Dès les premières heures de la matinée, le hall du Krystal Palace de Douala se remplit progressivement de dirigeants d’entreprises, de responsables financiers et de porteurs de projets venus assister à une rencontre peu ordinaire. Entre discussions autour des tables de réception, échanges de cartes de visite et conversations sur les difficultés du climat des affaires, l’atmosphère oscille entre networking professionnel et recherche de solutions concrètes face aux incertitudes économiques actuelles.

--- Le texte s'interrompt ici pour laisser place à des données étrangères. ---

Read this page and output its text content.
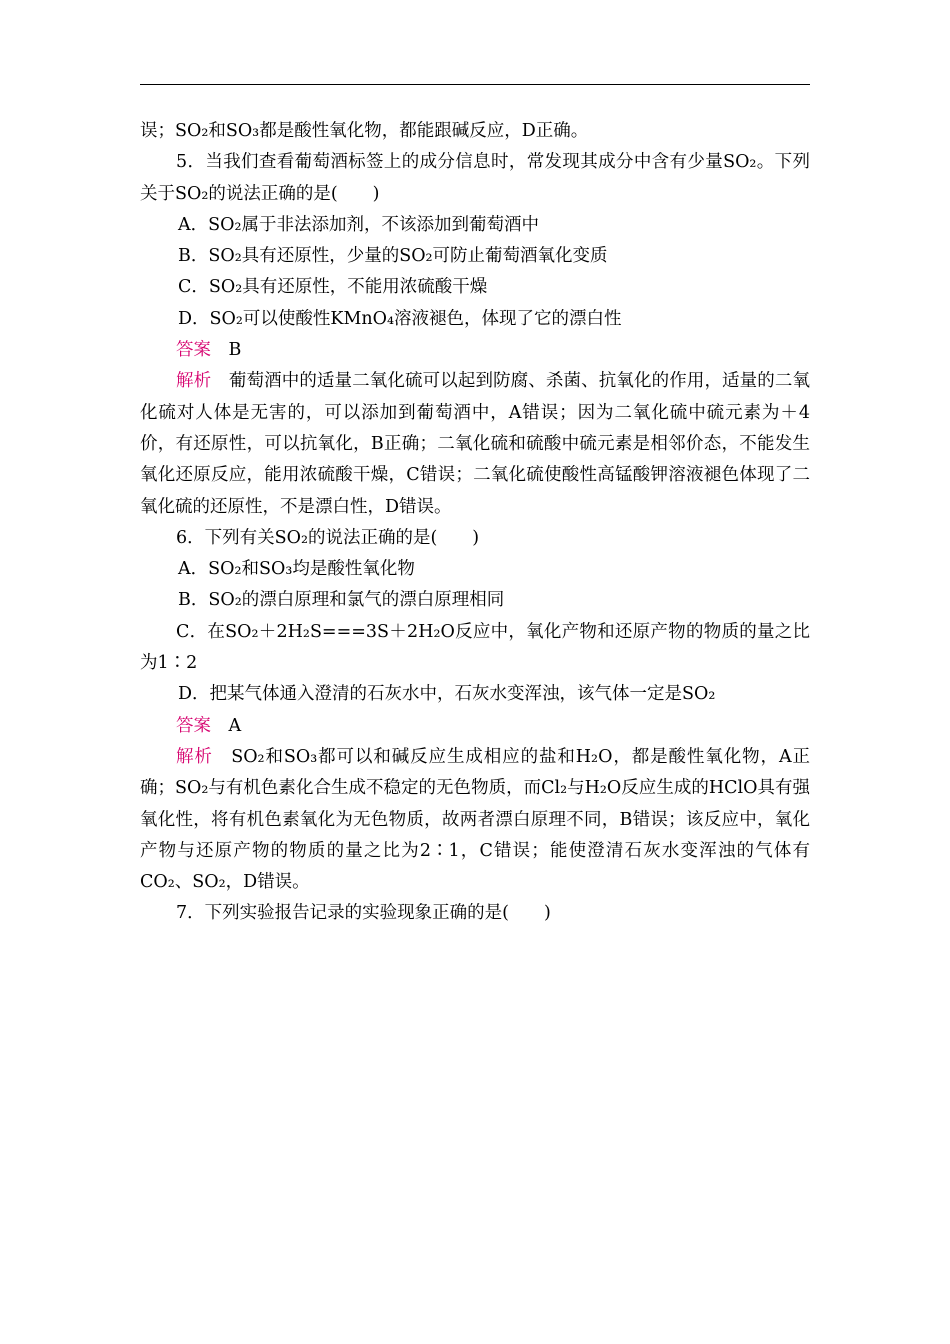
误；SO₂和SO₃都是酸性氧化物，都能跟碱反应，D正确。

5．当我们查看葡萄酒标签上的成分信息时，常发现其成分中含有少量SO₂。下列关于SO₂的说法正确的是(　　)

A．SO₂属于非法添加剂，不该添加到葡萄酒中

B．SO₂具有还原性，少量的SO₂可防止葡萄酒氧化变质

C．SO₂具有还原性，不能用浓硫酸干燥

D．SO₂可以使酸性KMnO₄溶液褪色，体现了它的漂白性

答案　 B

解析　 葡萄酒中的适量二氧化硫可以起到防腐、杀菌、抗氧化的作用，适量的二氧化硫对人体是无害的，可以添加到葡萄酒中，A错误；因为二氧化硫中硫元素为＋4价，有还原性，可以抗氧化，B正确；二氧化硫和硫酸中硫元素是相邻价态，不能发生氧化还原反应，能用浓硫酸干燥，C错误；二氧化硫使酸性高锰酸钾溶液褪色体现了二氧化硫的还原性，不是漂白性，D错误。

6．下列有关SO₂的说法正确的是(　　)

A．SO₂和SO₃均是酸性氧化物

B．SO₂的漂白原理和氯气的漂白原理相同

C．在SO₂＋2H₂S===3S＋2H₂O反应中，氧化产物和还原产物的物质的量之比为1∶2

D．把某气体通入澄清的石灰水中，石灰水变浑浊，该气体一定是SO₂

答案　 A

解析　 SO₂和SO₃都可以和碱反应生成相应的盐和H₂O，都是酸性氧化物，A正确；SO₂与有机色素化合生成不稳定的无色物质，而Cl₂与H₂O反应生成的HClO具有强氧化性，将有机色素氧化为无色物质，故两者漂白原理不同，B错误；该反应中，氧化产物与还原产物的物质的量之比为2∶1，C错误；能使澄清石灰水变浑浊的气体有CO₂、SO₂，D错误。

7．下列实验报告记录的实验现象正确的是(　　)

Dans la salle principale, les écrans affichent déjà les thématiques de la journée pendant que les équipes techniques procèdent aux derniers réglages. Au cœur des échanges : la gestion des risques de l’entreprise, devenue une préoccupation centrale pour de nombreuses PME camerounaises confrontées à la volatilité économique, aux tensions de trésorerie, aux cybermenaces, aux sinistres industriels ou encore aux difficultés d’accès au financement.
À l’initiative de CCA Bank et d’Afri Insurance, cette masterclass organisée le 13 mai 2026 entendait sensibiliser les opérateurs économiques à l’importance des mécanismes de prévention dans la pérennité des activités. Dans un environnement où les petites et moyennes entreprises représentent plus de 90 % du tissu économique camerounais selon plusieurs estimations institutionnelles, la maîtrise des risques apparaît désormais comme un enjeu majeur de survie et de compétitivité.
Au fil des interventions, les échanges gagnent en intensité. Guy Martin Mbah, Directeur PME/PMI de CCA Bank, et Mme Enonga, Directrice Centrale Commerciale, Communication et Marketing, assurent la coordination des travaux tout en apportant des éclairages sur les défis auxquels font face les entreprises locales. Devant une assistance attentive, ils rappellent que la croissance des PME dépend désormais autant de leur accès au financement que de leur capacité à anticiper les menaces pouvant fragiliser leur activité.
L’expert Olivier Djaba capte ensuite l’attention de la salle avec une analyse approfondie des nouveaux risques auxquels sont exposées les entreprises africaines. Risques opérationnels, vulnérabilités numériques, sinistres logistiques, fluctuations des marchés ou défauts de gouvernance : autant de facteurs qui, selon lui, imposent aux dirigeants de revoir leurs modèles de gestion. À ses côtés, Kamadjo Armand, Directeur Technique, insiste sur le rôle croissant des assurances dans la sécurisation des investissements et la protection des actifs productifs.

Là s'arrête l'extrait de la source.